Many California living trusts contain a “spendthrift clause”— a clause designed to protect trust assets from claims made by a beneficiary’s creditors. Spendthrift provisions commonly include a “shutdown clause,” which stops payments to a beneficiary during any time that the trust could be subject to creditors’ claims. A recent decision held that under California Probate Code Section 15305, the trial court has the power to order a trustee to satisfy a final child support order, irrespective of any shutdown clause. (Pratt v. Ferguson (2016) 2016 WL 4613353.) This article discusses the Pratt decision, and how the language of Probate Code Section 15305 is applied to a creditor’s claims against a trust with spendthrift and shutdown clauses.
Probate Code Section 15305 provides:
(a) As used in this section, “support judgment” means a money judgment for support of the trust beneficiary’s spouse or former spouse or minor child.
(b) If the beneficiary has the right under the trust to compel the trustee to pay income or principal or both to or for the benefit of the beneficiary, the court may, to the extent that the court determines it is equitable and reasonable under the circumstances of the particular case, order the trustee to satisfy all or part of the support judgment out of all or part of those payments as they become due and payable, presently or in the future.
(c) Whether or not the beneficiary has the right under the trust to compel the trustee to pay income or principal or both to or for the benefit of the beneficiary, the court may, to the extent that the court determines it is equitable and reasonable under the circumstances of the particular case, order the trustee to satisfy all or part of the support judgment out of all or part of future payments that the trustee, pursuant to the exercise of the trustee’s discretion, determines to make to or for the benefit of the beneficiary.
(d) This section applies to a support judgment notwithstanding any provision in the trust instrument.
David Pratt obtained court orders requiring his ex-wife, Cynthia Vedder, to pay child support and expenses. Vedder was the beneficiary of a trust established by her grandparents. Pratt filed a petition to compel the trustee to satisfy the orders from Vedder’s share of the trust estate. The trial court denied the petition based on a clause that prohibited the trustee from making certain distributions if they would become subject to Vedder’s creditor’s claims (the shutdown clause). The Court of Appeal reversed the trial court ruling, and held:
We have concluded, for reasons of public policy expressed in the statute, that the shutdown clause cannot prohibit satisfaction of the final child support orders from periodic payments of principal. The other distributions of principal and interest are all covered by the statute, as we have explained. Thus, with respect to all distributions of income and principal of the Trust, the trial court must exercise its discretion under Probate Code section 15305, subdivisions (b) and (c).

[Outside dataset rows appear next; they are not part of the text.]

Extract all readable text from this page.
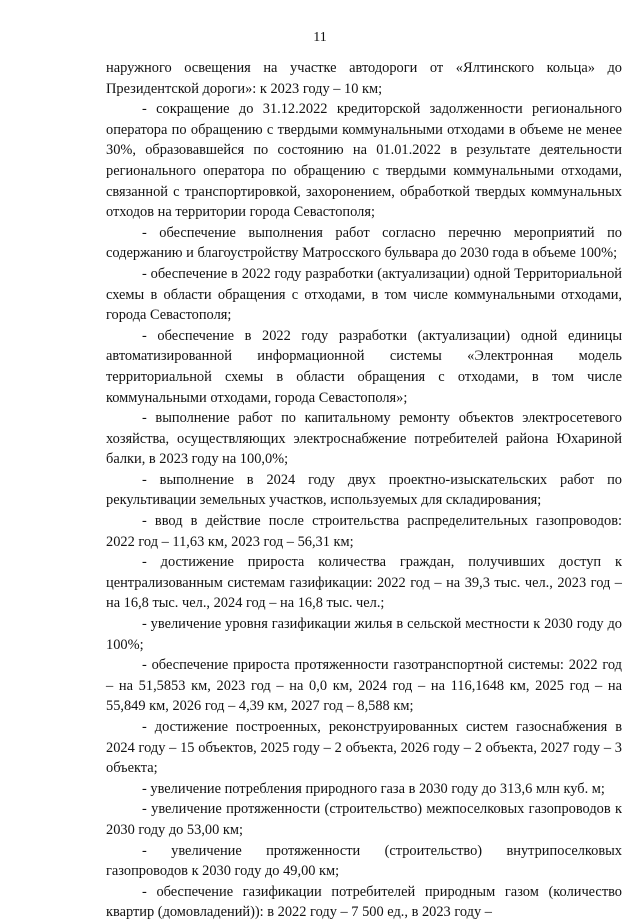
11

наружного освещения на участке автодороги от «Ялтинского кольца» до Президентской дороги»: к 2023 году – 10 км;

- сокращение до 31.12.2022 кредиторской задолженности регионального оператора по обращению с твердыми коммунальными отходами в объеме не менее 30%, образовавшейся по состоянию на 01.01.2022 в результате деятельности регионального оператора по обращению с твердыми коммунальными отходами, связанной с транспортировкой, захоронением, обработкой твердых коммунальных отходов на территории города Севастополя;

- обеспечение выполнения работ согласно перечню мероприятий по содержанию и благоустройству Матросского бульвара до 2030 года в объеме 100%;

- обеспечение в 2022 году разработки (актуализации) одной Территориальной схемы в области обращения с отходами, в том числе коммунальными отходами, города Севастополя;

- обеспечение в 2022 году разработки (актуализации) одной единицы автоматизированной информационной системы «Электронная модель территориальной схемы в области обращения с отходами, в том числе коммунальными отходами, города Севастополя»;

- выполнение работ по капитальному ремонту объектов электросетевого хозяйства, осуществляющих электроснабжение потребителей района Юхариной балки, в 2023 году на 100,0%;

- выполнение в 2024 году двух проектно-изыскательских работ по рекультивации земельных участков, используемых для складирования;

- ввод в действие после строительства распределительных газопроводов: 2022 год – 11,63 км, 2023 год – 56,31 км;

- достижение прироста количества граждан, получивших доступ к централизованным системам газификации: 2022 год – на 39,3 тыс. чел., 2023 год – на 16,8 тыс. чел., 2024 год – на 16,8 тыс. чел.;

- увеличение уровня газификации жилья в сельской местности к 2030 году до 100%;

- обеспечение прироста протяженности газотранспортной системы: 2022 год – на 51,5853 км, 2023 год – на 0,0 км, 2024 год – на 116,1648 км, 2025 год – на 55,849 км, 2026 год – 4,39 км, 2027 год – 8,588 км;

- достижение построенных, реконструированных систем газоснабжения в 2024 году – 15 объектов, 2025 году – 2 объекта, 2026 году – 2 объекта, 2027 году – 3 объекта;

- увеличение потребления природного газа в 2030 году до 313,6 млн куб. м;

- увеличение протяженности (строительство) межпоселковых газопроводов к 2030 году до 53,00 км;

- увеличение протяженности (строительство) внутрипоселковых газопроводов к 2030 году до 49,00 км;

- обеспечение газификации потребителей природным газом (количество квартир (домовладений)): в 2022 году – 7 500 ед., в 2023 году –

The trial court failed to exercise any discretion in declining to order payments from the Trust. The failure to exercise discretion is an abuse of discretion (Law Offices of Dixon R. Howell v. Valley (2005) 129 Cal.App.4th 1076, 1090-1091).
The trial court erred by applying the shutdown clause to preclude the use of any of the Trust’s assets—whether principal or income—to satisfy the child support judgment. The court never reached the question of how to exercise its discretion, much less actually exercise its discretion. We conclude that the trial court, with the analytical framework and guidance in this opinion, should be given the opportunity to exercise its discretion in the first instance.
The lesson from Pratt for trust and estate planning attorneys is that we may need to consider options other than spendthrift clauses when estate planning clients express serious concerns about their children’s creditors. One option might be to create a separate trust in a state that provides greater protection against claims by a beneficiary’s creditors.